The number of reported cases of Campylobacter infections has been significantly increasing since the 90’s, this has occurred along side the decline of the more publicly known Salmonella infections. The reasons why Campylobacter is increasing could be because we just do not know enough about this bacterium, such as how it is spread, how we become infected, and its general biology.

So what do we know? Campylobacter is a zoonotic pathogen, which is found by DEFRA in 2004 to be in 63% of chicken meat, 55% of cattle, 44% of sheep, and 69% of pigs present at slaughter. In 2000 the food standards agency in England, found 1.3 million cases, yet this figure only represents diagnosed cases, the actual figure is probably much higher.
Campylobacter causes disease through a 2-5 day incubation period, where the infected person may have abdominal pain, fever, diarrhoea. Campylobacter jejuni gets its name from the mucosal damage it causes to the ileum and jejunum. Campylobacter infections are mainly caused by two bacteria, C. jejuni, and C. Coli, although C. jejuni occurs up to 80% less than C. coli. These bacteria cause damage to the intestine through invasion and the production of toxins such as CDT. It colonises the mucus, and adheres to cells through using its flagella, and binding factors.

As well as causing an initial symptom of gastroenteritis, Campylobacter has been associated with Guillian Barre syndrome (1 case per 1000), an autoimmune disease of the peripheral nerves, causing acute paralysis.
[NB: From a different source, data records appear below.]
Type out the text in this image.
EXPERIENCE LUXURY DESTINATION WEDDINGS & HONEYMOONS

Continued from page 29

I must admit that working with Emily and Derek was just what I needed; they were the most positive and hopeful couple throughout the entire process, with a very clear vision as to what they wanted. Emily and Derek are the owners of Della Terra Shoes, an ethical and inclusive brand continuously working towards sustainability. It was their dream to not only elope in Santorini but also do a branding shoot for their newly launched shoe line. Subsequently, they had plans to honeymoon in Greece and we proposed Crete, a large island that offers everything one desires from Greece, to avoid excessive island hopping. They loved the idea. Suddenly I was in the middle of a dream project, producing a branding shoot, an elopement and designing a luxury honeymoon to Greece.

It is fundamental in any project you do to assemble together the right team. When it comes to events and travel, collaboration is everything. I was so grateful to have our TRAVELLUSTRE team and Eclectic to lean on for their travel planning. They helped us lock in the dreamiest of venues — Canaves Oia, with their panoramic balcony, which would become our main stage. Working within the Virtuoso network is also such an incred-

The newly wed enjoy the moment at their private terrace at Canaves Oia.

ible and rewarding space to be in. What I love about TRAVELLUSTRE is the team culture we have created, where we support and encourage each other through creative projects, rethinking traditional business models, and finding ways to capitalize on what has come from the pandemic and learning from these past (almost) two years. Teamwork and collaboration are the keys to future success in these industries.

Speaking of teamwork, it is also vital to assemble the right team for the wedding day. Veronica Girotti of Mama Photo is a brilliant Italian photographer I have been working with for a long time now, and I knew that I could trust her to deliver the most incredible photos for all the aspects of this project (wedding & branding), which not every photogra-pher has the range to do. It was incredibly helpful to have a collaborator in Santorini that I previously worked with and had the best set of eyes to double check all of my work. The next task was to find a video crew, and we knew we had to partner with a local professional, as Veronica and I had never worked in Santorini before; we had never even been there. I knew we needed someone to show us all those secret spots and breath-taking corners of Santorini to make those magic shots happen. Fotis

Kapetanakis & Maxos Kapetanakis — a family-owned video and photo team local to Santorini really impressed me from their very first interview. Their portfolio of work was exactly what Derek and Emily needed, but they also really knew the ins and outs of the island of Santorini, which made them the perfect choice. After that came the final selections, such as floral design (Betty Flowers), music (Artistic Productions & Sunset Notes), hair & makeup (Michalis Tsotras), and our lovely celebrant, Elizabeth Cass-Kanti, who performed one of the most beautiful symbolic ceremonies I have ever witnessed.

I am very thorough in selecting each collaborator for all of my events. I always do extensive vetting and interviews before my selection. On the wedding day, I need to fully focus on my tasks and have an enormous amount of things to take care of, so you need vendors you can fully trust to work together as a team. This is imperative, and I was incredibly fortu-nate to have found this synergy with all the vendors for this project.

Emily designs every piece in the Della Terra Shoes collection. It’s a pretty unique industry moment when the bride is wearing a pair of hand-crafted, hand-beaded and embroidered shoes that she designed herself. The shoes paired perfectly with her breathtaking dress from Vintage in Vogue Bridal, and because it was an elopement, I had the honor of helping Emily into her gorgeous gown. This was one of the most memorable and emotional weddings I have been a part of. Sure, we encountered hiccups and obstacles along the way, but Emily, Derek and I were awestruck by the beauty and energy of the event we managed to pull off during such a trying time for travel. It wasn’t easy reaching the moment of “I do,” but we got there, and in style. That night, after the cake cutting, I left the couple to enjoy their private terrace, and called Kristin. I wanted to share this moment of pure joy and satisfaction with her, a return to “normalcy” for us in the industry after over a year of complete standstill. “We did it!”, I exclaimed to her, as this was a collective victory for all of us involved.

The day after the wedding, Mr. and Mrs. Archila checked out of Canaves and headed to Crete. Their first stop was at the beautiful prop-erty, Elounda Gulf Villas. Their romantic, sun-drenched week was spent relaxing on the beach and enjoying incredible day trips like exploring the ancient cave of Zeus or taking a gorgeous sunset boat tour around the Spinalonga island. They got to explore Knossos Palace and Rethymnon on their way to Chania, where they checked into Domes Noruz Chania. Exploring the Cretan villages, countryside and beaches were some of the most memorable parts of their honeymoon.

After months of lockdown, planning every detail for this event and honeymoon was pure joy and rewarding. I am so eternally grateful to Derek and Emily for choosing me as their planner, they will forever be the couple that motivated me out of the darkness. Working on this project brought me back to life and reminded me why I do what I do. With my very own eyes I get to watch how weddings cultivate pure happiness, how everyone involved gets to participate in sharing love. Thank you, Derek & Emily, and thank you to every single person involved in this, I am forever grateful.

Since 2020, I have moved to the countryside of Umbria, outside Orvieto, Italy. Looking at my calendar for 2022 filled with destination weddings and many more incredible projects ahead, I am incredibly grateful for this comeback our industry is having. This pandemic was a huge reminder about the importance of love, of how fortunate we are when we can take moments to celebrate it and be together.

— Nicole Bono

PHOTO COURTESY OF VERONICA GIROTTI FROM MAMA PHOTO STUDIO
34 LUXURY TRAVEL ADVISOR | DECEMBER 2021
Which occurs because LOS structures (lipooligosaccharide) on the bacteria are detected by the hosts antibodies, however these LOS structures have a very similar structure to the gangliosides found in neurons, it is believed that in Guillian Barre syndrome, our antibodies attack the nervous system, mistaking it for the bacterium.

It is important that further research into Campylobacter occurs, it is an important bacteria which costs a lot of aggravation, as any one who has ever had food poisoning will know, and it can also cause a deaths, and high health care costs in the cases of Guillina Barre syndrome. We need to develop better methods to prevent the spread of this bacteria within our food industry.